A sewing machine that still works

‘They spent their whole life fleeing; from Pontus to Russia and from there, to Greece; to Argos, to Katerini, to Thessaloniki and then to Nikaia, in Piraeus’. Two World Wars, one revolution and years of constant movement in search of safety and stability for themselves and their families. Pinelopi Savvinidou was born in Katachas, Katerini, the first child of two refugees who had followed entirely different trajectories to end up in the same place. Then they were on the move again, to Kalamaria, Thessaloniki, where their second daughter was born, before they finally settled in Nikaia, Piraeus, where they had their third daughter.

During this constant movement over the first half of the 20th century, Pinelopi Savvinidou’s mother, Olga Michailidou, born in 1914 in Anapa of the Krasnodar region on the coast of the Euxine Sea, had her sisters by her side, as well as her mother, Anastasia Michailidou, who had lived a life full of upheaval, hardship, but also great determination. At the end of 1938, Grandma Anastasia got on a boat in Odessa with her daughters, her widowed daughter-in-law and a baby and made it to Piraeus. A Singer sewing machine, a samovar and some black caviar were all the belongings they brought with them when they started wandering through the Greek mainland, before ending up in a makeshift refugee house in Nea Kokkinia.

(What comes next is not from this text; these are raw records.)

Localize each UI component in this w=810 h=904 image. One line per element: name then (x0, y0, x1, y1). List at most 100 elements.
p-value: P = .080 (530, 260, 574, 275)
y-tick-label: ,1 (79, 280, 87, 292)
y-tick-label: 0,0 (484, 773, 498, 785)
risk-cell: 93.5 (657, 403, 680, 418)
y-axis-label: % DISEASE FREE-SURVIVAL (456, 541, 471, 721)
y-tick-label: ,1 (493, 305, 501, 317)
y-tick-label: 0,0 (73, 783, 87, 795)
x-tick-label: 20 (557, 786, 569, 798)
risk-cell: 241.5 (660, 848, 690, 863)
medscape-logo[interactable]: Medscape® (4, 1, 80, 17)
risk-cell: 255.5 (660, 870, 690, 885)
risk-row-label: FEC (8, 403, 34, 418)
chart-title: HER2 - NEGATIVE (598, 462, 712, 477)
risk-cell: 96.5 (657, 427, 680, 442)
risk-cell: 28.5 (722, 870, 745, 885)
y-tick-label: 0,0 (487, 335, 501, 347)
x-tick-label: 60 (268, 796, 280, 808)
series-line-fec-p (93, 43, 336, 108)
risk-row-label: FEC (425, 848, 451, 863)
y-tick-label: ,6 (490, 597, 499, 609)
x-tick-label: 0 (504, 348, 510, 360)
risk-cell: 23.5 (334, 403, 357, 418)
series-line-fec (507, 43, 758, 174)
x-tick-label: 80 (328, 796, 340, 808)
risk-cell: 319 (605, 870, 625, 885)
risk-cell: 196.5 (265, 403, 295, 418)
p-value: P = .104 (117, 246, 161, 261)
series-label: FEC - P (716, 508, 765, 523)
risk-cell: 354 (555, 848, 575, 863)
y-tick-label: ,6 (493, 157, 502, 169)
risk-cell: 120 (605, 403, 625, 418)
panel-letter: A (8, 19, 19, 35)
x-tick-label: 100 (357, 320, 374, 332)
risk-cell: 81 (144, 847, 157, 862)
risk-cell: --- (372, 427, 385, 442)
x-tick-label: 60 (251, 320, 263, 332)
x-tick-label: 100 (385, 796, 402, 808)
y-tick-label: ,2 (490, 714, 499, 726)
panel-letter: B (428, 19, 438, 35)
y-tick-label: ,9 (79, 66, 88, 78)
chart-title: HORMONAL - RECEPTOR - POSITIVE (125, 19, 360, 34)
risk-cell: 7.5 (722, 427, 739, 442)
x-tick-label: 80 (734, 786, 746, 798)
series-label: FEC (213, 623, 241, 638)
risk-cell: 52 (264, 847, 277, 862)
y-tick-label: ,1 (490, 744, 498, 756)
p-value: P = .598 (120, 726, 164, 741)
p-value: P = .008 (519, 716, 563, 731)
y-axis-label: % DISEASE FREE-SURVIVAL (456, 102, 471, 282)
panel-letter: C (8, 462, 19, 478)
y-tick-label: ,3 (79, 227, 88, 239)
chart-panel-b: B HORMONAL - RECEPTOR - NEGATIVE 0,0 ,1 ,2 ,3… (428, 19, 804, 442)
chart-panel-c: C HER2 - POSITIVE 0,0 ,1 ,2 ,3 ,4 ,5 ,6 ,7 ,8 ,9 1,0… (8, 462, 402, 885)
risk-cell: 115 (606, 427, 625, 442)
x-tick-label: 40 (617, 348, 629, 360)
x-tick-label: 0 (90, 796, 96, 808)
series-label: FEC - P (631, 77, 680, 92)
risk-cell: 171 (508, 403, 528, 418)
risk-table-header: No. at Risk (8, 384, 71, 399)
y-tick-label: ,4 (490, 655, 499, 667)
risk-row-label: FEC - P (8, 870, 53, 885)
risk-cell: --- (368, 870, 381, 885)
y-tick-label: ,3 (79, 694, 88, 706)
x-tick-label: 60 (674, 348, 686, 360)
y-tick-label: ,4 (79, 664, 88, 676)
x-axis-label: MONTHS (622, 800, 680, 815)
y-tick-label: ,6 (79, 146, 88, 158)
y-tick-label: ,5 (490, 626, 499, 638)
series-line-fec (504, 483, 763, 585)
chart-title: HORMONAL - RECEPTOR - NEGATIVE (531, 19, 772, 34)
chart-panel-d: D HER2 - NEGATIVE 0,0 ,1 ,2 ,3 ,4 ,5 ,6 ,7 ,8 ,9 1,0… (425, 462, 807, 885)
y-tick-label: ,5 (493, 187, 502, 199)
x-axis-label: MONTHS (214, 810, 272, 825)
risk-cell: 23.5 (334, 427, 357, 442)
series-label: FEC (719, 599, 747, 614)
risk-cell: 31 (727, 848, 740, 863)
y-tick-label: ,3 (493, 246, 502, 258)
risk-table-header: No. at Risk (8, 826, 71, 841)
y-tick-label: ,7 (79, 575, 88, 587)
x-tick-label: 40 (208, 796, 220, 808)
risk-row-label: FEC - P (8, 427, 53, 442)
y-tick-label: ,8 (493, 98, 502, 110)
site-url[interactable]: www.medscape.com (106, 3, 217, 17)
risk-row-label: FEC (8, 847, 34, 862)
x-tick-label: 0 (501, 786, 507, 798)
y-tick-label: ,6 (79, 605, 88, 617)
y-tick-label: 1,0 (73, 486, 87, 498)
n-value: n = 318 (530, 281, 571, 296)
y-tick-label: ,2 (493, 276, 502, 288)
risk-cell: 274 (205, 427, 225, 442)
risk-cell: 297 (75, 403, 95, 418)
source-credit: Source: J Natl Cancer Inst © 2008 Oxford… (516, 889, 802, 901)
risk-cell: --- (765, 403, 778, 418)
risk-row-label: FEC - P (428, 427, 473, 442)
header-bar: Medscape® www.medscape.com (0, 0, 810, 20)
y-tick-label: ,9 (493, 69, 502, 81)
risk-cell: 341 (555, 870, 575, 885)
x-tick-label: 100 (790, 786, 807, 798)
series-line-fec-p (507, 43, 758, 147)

Today, the sewing machine, still functional even though its current owner does not know how to use it, encapsulates the entire story of the Michailidou family’s movement from Pontus, to Russia and then to Greece. Anastasia Michailidou chose to carry this heavy and cumbersome object on this long journey, highlighting the practicalities and material choices that migrants have been faced with throughout history.